Their efforts dovetail with the fundamental question of whether there is a minimum number of genes without which a cell would be dead. That question is also of immense practical interest as there is an entire subfield — called synthetic biology — that’s modifying bacteria and other microorganisms at the level of genes to make organic machines that can be employed to, for instance, clear oil spills and industrial enzymes. To build complex organisms would mean having a fine-grained understanding of why some genes are more essential than others. Scientists have sought to study bacteria of the Mycoplasma genus — as it has relatively few genes and multiplies quite quickly — to analyse the relationship between genes and the chemical pathways they make.

From Syn 1.0 to Syn 3.0 In 2010, Mr. Venter and his team built and booted up the first self-replicating, synthetic bacterial cell (called Syn 1.0) through the sole chromosome (the storehouse of a cell’s DNA) of Mycoplasma mycoides — a bacterium with a relatively small genome — and transplanted it into Mycoplasma capricolum , from which they had previously extracted the DNA.

The hollowed-out capricolum was re-programmed to behave like a mycoides ; proof that genomes can be designed in the computer, chemically made in the lab, and transplanted into a recipient cell to produce a new, self-replicating cell controlled only by the synthetic genome. For its present work, the team reviewed scientific literature on the functions of each of the genes of Syn 1.0 and tried to remove every gene that didn’t seem essential. That, however, didn’t yield a stable cell.

Simultaneously, another team — through trial and error — sliced and diced the genome of Syn 1.0 and then identified which of its original 901 genes could be done away with. The final product of this stable cell with 473 genes is Syn 3.0. Intriguingly, they cannot yet explain why 149 of Syn 3.0’s 473 genes are essential to the survival of their test bacterium. “The JCVI-syn3.0 platform (as the software version of the test bacterium version is called) represents a versatile tool for investigating the core functions of life,” the authors said in their paper.

The next step would be to add genes, one by one, to this stripped-down genome and then see its effects on the constitution of the cell. “We are not claiming that this is the ultimate minimal genome,” Mr.

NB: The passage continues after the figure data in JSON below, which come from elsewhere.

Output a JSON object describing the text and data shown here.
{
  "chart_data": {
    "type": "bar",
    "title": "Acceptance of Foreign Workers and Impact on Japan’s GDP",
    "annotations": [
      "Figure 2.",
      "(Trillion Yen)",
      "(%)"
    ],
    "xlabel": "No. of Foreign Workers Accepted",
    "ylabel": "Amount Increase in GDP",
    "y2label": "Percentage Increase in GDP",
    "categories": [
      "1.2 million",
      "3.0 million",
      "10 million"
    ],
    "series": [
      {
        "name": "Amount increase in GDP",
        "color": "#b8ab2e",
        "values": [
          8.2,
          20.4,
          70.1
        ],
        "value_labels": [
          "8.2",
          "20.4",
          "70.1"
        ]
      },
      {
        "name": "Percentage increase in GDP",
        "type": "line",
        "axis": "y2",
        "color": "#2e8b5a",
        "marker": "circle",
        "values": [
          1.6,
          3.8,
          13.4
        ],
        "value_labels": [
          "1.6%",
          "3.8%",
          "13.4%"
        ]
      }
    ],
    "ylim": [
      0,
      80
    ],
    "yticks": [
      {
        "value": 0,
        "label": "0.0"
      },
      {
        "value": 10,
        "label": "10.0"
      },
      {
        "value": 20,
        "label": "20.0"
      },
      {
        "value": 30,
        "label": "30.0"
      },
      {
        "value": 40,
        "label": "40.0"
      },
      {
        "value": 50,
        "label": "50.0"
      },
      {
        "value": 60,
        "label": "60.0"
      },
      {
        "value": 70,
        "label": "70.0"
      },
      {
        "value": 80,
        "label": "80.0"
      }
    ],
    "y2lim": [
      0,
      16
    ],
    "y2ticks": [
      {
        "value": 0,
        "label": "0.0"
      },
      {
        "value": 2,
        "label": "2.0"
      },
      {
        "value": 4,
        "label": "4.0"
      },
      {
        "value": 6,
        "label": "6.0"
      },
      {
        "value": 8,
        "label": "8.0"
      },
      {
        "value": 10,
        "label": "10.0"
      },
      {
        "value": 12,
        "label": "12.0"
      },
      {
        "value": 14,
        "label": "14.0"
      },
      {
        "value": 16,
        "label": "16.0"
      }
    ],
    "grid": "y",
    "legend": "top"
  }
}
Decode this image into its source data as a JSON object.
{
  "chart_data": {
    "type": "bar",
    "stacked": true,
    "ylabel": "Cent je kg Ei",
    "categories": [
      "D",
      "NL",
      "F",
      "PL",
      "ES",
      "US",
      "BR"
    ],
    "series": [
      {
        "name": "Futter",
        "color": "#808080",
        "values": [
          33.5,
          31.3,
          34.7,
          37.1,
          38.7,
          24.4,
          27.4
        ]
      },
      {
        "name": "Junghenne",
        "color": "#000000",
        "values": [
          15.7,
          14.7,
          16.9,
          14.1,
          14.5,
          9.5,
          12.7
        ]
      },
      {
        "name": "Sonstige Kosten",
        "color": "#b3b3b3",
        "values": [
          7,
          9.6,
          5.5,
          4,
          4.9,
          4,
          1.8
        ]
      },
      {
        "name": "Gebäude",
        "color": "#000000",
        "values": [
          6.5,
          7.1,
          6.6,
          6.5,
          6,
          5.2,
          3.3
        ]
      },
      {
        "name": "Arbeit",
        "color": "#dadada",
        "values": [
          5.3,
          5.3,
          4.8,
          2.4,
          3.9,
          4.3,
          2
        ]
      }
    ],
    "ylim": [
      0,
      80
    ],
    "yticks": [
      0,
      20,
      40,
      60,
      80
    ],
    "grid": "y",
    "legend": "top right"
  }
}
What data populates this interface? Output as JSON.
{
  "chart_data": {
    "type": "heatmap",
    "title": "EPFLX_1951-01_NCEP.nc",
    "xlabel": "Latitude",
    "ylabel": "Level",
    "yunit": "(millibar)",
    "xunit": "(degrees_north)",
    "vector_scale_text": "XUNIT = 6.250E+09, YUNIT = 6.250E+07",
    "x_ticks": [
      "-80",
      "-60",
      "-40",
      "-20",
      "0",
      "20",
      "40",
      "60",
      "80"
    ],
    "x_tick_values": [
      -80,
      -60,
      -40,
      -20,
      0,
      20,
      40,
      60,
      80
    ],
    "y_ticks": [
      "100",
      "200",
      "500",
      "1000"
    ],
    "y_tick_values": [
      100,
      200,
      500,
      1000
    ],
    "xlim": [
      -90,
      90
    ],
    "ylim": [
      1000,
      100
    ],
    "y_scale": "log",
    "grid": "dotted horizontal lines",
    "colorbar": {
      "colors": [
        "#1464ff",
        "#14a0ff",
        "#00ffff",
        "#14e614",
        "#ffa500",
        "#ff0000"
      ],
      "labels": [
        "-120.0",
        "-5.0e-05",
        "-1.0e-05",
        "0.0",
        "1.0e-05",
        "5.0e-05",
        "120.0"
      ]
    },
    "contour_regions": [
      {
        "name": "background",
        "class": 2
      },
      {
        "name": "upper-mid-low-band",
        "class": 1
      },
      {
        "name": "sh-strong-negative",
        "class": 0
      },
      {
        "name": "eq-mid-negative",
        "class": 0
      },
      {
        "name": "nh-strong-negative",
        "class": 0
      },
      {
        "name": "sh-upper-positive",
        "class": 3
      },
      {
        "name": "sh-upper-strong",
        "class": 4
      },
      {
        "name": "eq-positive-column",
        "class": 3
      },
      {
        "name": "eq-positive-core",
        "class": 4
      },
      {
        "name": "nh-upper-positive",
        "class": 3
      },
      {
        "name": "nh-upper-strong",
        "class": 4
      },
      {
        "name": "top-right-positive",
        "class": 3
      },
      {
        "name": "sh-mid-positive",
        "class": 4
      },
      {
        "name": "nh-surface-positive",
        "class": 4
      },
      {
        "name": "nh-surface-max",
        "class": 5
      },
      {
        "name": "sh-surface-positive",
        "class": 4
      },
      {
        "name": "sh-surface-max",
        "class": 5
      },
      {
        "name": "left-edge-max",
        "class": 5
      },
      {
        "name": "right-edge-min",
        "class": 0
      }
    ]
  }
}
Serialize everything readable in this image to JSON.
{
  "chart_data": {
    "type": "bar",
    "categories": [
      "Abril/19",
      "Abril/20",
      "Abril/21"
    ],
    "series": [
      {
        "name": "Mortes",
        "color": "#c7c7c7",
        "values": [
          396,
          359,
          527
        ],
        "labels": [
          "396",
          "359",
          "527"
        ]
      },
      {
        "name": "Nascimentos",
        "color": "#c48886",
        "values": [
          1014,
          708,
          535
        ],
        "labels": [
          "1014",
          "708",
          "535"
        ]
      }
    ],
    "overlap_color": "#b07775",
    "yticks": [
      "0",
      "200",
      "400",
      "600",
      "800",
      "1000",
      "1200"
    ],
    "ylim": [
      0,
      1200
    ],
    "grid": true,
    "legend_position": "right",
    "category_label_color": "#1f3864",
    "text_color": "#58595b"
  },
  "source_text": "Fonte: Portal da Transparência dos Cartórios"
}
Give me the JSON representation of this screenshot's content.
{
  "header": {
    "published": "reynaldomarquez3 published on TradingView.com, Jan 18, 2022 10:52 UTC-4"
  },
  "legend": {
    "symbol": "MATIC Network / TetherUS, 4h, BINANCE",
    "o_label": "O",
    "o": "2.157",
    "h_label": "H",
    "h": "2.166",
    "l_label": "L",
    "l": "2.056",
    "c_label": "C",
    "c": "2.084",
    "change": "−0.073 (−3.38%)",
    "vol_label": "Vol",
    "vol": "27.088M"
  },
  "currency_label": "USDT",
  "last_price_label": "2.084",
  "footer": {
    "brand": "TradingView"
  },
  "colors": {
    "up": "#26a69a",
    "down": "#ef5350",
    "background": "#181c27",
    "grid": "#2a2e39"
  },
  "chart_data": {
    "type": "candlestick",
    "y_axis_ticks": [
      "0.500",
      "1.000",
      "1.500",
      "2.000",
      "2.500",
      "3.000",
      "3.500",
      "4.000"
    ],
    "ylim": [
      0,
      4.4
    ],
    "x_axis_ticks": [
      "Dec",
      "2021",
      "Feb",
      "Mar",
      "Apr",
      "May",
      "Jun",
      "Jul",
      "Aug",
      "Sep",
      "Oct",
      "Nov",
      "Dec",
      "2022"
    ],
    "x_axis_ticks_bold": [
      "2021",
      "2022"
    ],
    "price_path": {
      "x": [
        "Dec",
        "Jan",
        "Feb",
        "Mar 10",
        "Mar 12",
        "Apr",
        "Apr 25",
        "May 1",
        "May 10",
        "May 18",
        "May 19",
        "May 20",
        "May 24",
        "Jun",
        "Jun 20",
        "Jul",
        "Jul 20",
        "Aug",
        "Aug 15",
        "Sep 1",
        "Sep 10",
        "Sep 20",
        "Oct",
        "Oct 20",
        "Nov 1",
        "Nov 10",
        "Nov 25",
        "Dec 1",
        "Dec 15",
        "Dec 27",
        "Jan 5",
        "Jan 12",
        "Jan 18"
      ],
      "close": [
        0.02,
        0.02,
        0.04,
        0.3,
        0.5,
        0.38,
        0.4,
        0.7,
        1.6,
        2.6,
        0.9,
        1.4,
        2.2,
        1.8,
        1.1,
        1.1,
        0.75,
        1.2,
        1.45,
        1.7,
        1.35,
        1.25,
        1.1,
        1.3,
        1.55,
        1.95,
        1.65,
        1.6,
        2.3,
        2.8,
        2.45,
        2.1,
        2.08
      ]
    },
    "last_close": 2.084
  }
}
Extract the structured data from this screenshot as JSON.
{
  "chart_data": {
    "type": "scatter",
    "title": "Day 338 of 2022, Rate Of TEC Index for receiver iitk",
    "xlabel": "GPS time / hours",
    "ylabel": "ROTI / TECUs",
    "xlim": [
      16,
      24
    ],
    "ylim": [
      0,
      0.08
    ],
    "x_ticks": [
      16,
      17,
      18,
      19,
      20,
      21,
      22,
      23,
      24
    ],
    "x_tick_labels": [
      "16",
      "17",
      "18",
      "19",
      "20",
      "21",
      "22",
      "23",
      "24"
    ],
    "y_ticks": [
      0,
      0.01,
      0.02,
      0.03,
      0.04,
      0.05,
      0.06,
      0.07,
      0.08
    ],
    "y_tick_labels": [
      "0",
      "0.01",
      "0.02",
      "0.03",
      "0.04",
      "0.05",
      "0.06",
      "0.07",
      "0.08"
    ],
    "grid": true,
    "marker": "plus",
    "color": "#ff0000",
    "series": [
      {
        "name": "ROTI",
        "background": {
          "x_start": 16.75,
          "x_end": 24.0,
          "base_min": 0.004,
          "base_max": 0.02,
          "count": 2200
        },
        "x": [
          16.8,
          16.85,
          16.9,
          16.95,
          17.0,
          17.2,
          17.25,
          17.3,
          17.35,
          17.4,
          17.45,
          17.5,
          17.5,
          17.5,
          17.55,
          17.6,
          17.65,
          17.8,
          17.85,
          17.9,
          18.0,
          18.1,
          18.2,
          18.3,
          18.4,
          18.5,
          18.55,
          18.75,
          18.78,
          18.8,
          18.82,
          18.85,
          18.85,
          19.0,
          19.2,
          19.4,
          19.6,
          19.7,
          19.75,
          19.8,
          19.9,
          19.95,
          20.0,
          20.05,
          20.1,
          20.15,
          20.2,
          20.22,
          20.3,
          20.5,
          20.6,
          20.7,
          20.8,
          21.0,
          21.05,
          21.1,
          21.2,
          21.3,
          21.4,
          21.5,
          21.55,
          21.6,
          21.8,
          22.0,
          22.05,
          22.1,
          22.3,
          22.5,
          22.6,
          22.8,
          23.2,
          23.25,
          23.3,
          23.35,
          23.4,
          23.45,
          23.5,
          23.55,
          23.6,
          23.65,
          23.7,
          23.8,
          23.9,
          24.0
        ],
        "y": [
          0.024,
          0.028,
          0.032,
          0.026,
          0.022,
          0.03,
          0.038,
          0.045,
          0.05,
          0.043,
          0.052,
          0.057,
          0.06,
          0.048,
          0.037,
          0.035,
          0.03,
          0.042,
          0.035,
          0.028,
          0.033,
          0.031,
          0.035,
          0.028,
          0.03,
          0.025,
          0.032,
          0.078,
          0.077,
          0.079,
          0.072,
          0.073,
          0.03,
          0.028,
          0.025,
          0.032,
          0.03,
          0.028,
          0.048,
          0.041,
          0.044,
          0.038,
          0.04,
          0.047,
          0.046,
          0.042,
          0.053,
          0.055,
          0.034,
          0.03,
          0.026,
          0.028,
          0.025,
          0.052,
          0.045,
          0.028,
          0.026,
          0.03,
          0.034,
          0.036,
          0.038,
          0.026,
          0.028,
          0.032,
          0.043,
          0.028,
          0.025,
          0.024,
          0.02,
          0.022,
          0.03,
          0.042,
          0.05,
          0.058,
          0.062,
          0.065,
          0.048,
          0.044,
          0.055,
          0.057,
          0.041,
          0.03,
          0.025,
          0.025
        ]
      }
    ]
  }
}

Venter told Science .

Describing the research as a “huge contribution”, Mukund Thattai, a synthetic biologist at the Bengaluru-based National Centre for Biological Sciences, said the paper was significant because it showed up significant gaps in science’s understanding of how something as fundamental as a cell worked. He said that a reading of the paper revealed the ambition and effort that is required to build artificial genomes and test their viability. But, he cautioned, this did not mean that science was closer to making so-called artificial life in the laboratory. “Finding a precise answer to making a so-called minimal genome is an extremely important theoretical question…there is still too much unknown.”

This article has been corrected for a factual error.